Last month, I built up the courage to unplug from the external world and the rigors of my daily life to go on a Buddhist retreat. Whether its phone calls with website designers, countless hours watching football film or writing for eight-hour stretches. To say work was consuming me was an understatement. Sleep-deprived and strung out on caffeine, I realized that If I didn’t remove myself, I would self-destruct.
No, you are not alone! This predicament is quite the norm for most entrepreneurs and corporate employees alike, but it doesn’t have to be. My alternative was intense meditation for 8 hours a day. NO phone, Ipad, emails and we weren’t allowed to speak until noon. Stillness, which is the byproduct of meditation, took me down a path of reflection, understanding, love, compassion and a newfound ability to FOCUS! Mind-ful-ness – The quality or state of being conscious or aware; this is a beautiful thing.

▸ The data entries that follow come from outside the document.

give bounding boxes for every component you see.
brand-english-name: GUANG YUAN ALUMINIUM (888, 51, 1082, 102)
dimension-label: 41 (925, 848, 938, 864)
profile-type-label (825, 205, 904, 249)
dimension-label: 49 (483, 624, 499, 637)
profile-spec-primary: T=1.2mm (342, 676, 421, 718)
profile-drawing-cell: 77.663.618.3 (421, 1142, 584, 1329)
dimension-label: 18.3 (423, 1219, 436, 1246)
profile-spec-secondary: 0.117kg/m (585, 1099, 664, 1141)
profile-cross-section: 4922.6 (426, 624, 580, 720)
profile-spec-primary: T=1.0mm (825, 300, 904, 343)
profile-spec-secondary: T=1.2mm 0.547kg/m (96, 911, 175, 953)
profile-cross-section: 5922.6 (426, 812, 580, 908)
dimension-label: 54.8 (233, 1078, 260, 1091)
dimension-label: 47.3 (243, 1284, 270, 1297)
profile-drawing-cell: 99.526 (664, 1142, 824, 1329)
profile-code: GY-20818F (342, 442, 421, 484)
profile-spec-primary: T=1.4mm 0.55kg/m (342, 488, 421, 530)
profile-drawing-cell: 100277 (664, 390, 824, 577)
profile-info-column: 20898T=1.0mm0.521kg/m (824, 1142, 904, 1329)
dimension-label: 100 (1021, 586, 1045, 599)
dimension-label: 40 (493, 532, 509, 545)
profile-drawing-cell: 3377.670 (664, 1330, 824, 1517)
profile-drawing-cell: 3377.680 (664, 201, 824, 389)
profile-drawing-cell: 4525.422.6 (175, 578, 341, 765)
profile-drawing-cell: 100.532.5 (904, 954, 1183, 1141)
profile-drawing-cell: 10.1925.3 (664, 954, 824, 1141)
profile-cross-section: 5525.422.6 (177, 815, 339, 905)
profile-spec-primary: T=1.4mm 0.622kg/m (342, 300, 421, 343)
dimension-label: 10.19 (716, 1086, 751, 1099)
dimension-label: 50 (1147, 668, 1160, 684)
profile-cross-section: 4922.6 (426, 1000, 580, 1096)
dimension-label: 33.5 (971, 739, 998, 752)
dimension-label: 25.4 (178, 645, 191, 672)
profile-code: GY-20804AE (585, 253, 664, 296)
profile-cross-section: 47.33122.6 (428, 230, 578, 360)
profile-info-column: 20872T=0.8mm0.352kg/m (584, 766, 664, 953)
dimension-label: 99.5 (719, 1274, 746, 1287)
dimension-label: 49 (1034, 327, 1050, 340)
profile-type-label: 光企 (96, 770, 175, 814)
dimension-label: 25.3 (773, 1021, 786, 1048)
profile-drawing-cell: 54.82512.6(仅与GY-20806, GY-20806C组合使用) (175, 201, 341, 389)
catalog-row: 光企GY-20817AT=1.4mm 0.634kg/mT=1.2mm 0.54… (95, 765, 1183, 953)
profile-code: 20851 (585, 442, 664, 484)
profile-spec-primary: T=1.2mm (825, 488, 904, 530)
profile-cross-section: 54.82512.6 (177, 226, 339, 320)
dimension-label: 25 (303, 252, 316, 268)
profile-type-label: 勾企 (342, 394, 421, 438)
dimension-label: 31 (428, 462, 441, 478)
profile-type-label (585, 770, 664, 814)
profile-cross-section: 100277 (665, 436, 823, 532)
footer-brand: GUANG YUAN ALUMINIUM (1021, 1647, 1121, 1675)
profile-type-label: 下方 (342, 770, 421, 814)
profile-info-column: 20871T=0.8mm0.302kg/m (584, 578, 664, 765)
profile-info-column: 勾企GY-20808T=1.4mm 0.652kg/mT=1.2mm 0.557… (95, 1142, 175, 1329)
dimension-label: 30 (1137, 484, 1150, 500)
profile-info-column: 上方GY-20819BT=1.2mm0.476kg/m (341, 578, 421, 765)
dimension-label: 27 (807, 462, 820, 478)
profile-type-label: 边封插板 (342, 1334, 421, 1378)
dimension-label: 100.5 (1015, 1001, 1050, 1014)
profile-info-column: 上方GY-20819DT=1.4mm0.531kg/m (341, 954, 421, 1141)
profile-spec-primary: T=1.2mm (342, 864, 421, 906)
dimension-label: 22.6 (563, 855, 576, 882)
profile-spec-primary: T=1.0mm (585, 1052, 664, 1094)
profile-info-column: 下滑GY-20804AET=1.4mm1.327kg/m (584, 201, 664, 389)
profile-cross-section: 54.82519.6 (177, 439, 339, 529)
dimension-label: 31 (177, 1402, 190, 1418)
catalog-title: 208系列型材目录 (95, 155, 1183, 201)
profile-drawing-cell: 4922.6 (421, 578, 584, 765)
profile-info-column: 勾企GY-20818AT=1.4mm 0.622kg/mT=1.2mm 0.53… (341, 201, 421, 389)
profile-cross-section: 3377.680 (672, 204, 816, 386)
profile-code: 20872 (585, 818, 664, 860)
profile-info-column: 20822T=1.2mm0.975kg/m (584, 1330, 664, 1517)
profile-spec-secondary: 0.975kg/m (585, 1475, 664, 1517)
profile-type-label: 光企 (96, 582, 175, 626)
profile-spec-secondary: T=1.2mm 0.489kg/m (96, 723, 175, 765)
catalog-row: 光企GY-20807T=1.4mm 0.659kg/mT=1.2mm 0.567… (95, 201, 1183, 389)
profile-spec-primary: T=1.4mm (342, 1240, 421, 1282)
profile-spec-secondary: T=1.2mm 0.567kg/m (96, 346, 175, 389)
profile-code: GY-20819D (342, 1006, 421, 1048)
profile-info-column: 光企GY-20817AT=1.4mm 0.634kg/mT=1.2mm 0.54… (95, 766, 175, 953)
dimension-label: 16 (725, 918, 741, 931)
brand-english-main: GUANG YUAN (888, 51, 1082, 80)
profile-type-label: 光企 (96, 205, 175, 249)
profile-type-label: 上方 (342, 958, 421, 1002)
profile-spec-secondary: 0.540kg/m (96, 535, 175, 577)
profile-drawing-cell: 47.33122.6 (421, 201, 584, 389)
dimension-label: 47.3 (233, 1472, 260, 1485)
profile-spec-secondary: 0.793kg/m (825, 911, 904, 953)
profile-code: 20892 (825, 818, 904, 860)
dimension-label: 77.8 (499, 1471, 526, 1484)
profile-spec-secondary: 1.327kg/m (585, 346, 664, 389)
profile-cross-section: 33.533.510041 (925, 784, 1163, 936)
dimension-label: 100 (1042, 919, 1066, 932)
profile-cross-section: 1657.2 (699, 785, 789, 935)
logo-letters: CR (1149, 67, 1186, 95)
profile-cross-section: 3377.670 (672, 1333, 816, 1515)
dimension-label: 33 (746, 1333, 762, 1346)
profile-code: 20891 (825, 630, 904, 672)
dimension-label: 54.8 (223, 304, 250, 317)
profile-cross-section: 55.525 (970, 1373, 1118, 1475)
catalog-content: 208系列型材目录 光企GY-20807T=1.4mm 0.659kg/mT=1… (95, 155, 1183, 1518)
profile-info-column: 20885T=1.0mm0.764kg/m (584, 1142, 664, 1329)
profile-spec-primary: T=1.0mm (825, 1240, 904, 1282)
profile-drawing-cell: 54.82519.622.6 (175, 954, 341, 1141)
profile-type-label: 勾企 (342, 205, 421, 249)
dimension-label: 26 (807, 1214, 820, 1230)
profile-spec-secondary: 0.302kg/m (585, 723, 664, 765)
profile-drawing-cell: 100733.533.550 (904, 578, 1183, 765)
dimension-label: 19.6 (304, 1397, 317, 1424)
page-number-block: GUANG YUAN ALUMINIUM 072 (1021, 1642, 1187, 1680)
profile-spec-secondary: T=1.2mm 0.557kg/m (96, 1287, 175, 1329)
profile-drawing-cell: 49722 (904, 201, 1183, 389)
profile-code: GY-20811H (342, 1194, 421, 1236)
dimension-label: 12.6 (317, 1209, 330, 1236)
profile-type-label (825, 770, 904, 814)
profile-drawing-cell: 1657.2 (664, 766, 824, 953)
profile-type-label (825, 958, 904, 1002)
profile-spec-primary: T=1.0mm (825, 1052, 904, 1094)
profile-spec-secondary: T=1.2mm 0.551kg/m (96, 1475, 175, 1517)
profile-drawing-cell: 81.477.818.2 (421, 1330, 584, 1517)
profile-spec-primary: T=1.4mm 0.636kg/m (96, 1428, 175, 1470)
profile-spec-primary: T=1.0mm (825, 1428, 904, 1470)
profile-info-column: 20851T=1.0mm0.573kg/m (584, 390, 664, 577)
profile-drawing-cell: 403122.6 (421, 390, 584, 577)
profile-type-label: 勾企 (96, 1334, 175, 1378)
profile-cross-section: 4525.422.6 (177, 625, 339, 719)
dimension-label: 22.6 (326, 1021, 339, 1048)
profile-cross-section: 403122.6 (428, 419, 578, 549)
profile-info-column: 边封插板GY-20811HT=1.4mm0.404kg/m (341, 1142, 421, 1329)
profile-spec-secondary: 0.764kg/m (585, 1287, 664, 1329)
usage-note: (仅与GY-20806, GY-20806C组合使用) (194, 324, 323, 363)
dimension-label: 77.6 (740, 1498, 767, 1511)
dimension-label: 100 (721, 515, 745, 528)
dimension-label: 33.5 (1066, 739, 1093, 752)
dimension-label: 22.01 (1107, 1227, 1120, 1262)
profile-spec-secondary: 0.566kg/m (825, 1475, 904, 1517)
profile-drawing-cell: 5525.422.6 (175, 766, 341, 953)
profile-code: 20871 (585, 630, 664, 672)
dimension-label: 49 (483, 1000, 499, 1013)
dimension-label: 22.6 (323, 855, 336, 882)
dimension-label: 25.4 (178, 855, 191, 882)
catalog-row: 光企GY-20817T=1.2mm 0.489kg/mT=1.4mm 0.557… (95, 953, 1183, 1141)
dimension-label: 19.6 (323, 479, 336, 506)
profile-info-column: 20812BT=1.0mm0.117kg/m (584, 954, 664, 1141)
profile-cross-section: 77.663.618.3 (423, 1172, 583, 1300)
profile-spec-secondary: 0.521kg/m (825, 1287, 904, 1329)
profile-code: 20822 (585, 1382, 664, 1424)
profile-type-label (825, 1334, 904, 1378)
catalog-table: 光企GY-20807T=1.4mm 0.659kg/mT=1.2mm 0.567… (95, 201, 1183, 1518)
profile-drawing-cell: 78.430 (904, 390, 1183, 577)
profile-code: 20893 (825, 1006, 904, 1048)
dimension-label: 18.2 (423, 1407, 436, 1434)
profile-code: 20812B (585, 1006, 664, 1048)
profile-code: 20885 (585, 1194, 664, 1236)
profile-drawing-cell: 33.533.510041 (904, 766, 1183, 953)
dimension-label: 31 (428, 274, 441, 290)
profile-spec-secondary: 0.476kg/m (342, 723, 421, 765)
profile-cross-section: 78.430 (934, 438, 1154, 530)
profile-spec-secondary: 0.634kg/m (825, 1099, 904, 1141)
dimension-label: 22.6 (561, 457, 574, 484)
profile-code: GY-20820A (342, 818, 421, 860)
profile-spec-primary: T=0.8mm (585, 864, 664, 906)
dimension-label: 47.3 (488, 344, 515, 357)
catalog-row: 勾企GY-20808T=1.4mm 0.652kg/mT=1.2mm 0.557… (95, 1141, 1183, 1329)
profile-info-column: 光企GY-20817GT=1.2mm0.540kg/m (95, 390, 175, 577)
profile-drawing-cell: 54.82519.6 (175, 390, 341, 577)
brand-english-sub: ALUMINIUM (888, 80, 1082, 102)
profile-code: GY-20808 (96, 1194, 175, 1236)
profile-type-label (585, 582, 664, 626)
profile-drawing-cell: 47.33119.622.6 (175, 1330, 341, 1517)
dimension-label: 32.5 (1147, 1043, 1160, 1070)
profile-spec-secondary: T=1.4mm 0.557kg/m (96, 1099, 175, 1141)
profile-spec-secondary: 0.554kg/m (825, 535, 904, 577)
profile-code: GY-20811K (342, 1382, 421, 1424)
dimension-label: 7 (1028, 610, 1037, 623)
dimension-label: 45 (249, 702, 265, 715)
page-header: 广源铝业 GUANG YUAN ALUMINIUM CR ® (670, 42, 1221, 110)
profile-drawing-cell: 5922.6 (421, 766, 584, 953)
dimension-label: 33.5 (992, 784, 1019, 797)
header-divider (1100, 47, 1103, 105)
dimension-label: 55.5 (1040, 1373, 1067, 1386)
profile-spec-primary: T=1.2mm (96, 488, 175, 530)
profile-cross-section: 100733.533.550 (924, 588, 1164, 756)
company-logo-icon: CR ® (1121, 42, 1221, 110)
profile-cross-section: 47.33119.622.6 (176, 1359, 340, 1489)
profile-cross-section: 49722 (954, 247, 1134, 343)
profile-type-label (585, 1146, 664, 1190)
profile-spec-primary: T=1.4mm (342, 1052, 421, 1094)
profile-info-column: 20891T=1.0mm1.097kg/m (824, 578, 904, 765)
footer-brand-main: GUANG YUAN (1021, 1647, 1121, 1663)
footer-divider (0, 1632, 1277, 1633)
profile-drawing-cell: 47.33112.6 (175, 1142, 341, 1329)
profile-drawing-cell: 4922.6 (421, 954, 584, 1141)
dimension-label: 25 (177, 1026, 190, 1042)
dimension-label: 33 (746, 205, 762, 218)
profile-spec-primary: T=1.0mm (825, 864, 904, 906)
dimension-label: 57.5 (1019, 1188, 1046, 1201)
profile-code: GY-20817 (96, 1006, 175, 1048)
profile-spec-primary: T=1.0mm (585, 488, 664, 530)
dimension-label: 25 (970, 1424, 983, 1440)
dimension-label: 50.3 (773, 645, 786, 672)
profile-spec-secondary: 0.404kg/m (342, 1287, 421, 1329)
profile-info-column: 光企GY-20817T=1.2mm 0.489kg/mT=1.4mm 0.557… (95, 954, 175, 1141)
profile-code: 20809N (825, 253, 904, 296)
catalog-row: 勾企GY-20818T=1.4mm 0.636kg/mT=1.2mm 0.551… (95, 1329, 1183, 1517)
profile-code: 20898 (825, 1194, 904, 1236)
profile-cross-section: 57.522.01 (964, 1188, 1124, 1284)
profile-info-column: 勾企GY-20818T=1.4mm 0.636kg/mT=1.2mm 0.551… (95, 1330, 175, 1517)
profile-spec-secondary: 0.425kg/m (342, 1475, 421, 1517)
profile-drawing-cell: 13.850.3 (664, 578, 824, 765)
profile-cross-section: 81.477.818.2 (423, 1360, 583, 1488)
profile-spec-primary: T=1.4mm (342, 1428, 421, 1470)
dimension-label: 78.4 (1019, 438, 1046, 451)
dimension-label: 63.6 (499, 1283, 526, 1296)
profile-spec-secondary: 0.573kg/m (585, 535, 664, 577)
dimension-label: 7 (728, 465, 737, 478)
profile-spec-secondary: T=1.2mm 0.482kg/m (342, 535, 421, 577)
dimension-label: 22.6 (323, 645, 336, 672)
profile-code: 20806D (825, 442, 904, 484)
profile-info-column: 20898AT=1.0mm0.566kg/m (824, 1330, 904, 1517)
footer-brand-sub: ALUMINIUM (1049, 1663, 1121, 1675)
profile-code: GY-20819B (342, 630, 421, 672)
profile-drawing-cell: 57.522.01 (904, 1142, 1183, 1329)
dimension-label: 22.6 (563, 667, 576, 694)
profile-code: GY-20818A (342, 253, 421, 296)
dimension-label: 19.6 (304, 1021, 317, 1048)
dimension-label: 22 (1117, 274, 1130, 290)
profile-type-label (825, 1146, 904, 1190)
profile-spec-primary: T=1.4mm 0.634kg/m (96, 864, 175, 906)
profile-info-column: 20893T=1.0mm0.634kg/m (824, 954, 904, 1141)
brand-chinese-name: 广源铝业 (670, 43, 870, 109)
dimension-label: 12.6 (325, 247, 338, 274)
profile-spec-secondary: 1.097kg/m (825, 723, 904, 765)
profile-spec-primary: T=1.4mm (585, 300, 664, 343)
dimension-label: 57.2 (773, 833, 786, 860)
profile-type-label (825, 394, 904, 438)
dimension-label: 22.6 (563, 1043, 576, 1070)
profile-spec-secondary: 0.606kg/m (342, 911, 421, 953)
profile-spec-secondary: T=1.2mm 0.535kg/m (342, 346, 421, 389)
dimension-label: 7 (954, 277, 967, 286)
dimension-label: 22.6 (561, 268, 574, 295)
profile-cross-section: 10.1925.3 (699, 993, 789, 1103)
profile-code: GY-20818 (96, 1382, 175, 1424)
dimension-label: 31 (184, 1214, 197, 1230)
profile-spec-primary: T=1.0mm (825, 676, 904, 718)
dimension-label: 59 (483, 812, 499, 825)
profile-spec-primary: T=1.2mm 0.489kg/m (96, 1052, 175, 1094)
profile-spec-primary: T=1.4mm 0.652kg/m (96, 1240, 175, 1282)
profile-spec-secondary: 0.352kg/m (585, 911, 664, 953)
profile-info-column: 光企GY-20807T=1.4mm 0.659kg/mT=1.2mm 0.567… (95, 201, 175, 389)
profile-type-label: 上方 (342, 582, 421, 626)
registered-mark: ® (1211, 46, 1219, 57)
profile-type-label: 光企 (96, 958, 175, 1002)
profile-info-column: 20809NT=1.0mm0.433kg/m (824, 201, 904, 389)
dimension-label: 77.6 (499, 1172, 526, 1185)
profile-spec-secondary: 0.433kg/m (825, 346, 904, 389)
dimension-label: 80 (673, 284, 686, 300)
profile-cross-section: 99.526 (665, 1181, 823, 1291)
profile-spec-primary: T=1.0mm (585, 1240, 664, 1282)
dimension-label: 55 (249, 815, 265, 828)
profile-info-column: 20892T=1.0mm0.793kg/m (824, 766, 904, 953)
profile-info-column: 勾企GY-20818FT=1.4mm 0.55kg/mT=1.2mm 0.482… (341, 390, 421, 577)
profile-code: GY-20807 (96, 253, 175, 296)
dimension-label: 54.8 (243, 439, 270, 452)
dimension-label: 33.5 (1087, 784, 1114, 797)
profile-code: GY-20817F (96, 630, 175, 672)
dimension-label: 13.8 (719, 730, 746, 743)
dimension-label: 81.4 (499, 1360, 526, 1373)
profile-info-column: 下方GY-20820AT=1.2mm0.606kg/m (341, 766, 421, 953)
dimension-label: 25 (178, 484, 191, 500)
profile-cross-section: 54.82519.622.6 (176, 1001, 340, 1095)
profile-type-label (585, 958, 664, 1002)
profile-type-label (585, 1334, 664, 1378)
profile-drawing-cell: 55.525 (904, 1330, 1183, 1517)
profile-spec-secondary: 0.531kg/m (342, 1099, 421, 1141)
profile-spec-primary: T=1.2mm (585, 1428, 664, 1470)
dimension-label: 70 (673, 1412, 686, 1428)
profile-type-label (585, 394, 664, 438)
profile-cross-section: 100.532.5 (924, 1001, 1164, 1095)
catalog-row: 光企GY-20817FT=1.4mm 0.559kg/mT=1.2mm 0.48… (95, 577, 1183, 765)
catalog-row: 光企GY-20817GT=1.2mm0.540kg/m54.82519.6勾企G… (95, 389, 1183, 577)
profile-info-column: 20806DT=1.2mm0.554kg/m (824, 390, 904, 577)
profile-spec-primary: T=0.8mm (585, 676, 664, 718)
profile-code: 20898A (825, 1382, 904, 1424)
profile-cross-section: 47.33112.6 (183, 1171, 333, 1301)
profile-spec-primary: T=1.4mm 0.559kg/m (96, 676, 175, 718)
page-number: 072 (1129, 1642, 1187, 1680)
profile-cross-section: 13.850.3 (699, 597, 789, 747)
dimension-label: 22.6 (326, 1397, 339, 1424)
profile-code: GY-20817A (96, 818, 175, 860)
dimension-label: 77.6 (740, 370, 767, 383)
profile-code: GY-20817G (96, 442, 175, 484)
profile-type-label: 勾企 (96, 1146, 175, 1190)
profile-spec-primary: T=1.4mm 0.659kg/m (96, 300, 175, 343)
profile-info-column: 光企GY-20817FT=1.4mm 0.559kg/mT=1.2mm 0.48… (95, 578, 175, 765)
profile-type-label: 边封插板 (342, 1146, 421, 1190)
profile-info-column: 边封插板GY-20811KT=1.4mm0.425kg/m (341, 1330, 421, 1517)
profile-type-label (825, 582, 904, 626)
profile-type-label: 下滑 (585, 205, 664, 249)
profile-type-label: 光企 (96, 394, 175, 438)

My greatest takeaway was how powerful a clear mind is. I define this state as perceiving life as a blank canvas. “Simplicity is the ultimate sophistication.” A quote by the late Apple founder Steve Jobs and a core value that allowed the company to create revolutionary products. Jobs became enamored with Buddhism upon dropping out of college in 1973 and traveled to India in search of enlightenment. The result did not lead to Jobs becoming a full-on Buddhist, but the influence bled into his company and his relentless desire to deliver products that could affect global change. To this day, you can see many Buddhist ideals in Apple’s products such as simplicity, purity and purpose as the sleek, elegant designs of their products.
11-time NBA championship-winning coach Phil Jackson was nicknamed the Zen Master and lived by a mantra, “one breath, one mind.” His objective was building up his player’s mental strength so that they could focus and concert with another. Phil would teach his players how to hold their hands and maintain the right posture. Meditation sessions became a regular event for Jackson’s iconic Lakers and Bulls teams. Coach Jackson would also incorporate unique circumstances, such as having his team practice in silence or in the dark. Jackson felt that shifting the variables would force players to adapt to extraordinary conditions so they would see the difference. Even the offense Jackson created, called the triangle, was rooted in simplicity, fundamentals, spacing and selflessness.
My greatest takeaway from studying these renowned figures and integrating myself into Buddhist practices was that there is a place for mindfulness practices in all of our daily lives. I am not suggesting converting to Buddhism, but taking the time to unplug from the world. Shift your circumstances or instead remove material items in which there may be an attachment. The practice of meditation is the most powerful exercise of all. Removing oneself for 10 minutes a day, close your eyes, sit upright, and focus on your breathing. Perhaps take one day a month where you don’t speak for 4-6 hours and observe in silence, the result is eye-opening as awareness begins to intensify. The same focus demanded when writing, shooting a basketball, or designing a product, is required when focusing on your breathing. Attention is the origin of creativity, and an inability to lock into the desired tasks inhibits the quality of production. As professionals, whether it be in business, art or sports, we are all seeking quality and efficiency, where physical exercise is essential to keep your body at a healthy weight, lower the risk of disease, and regulating bodily functions. Mental practices alleviate stress, enhances self-awareness and lengthens attention span. The brain is a muscle that must not be neglected; committing to these exercises can unlock one’s true potential!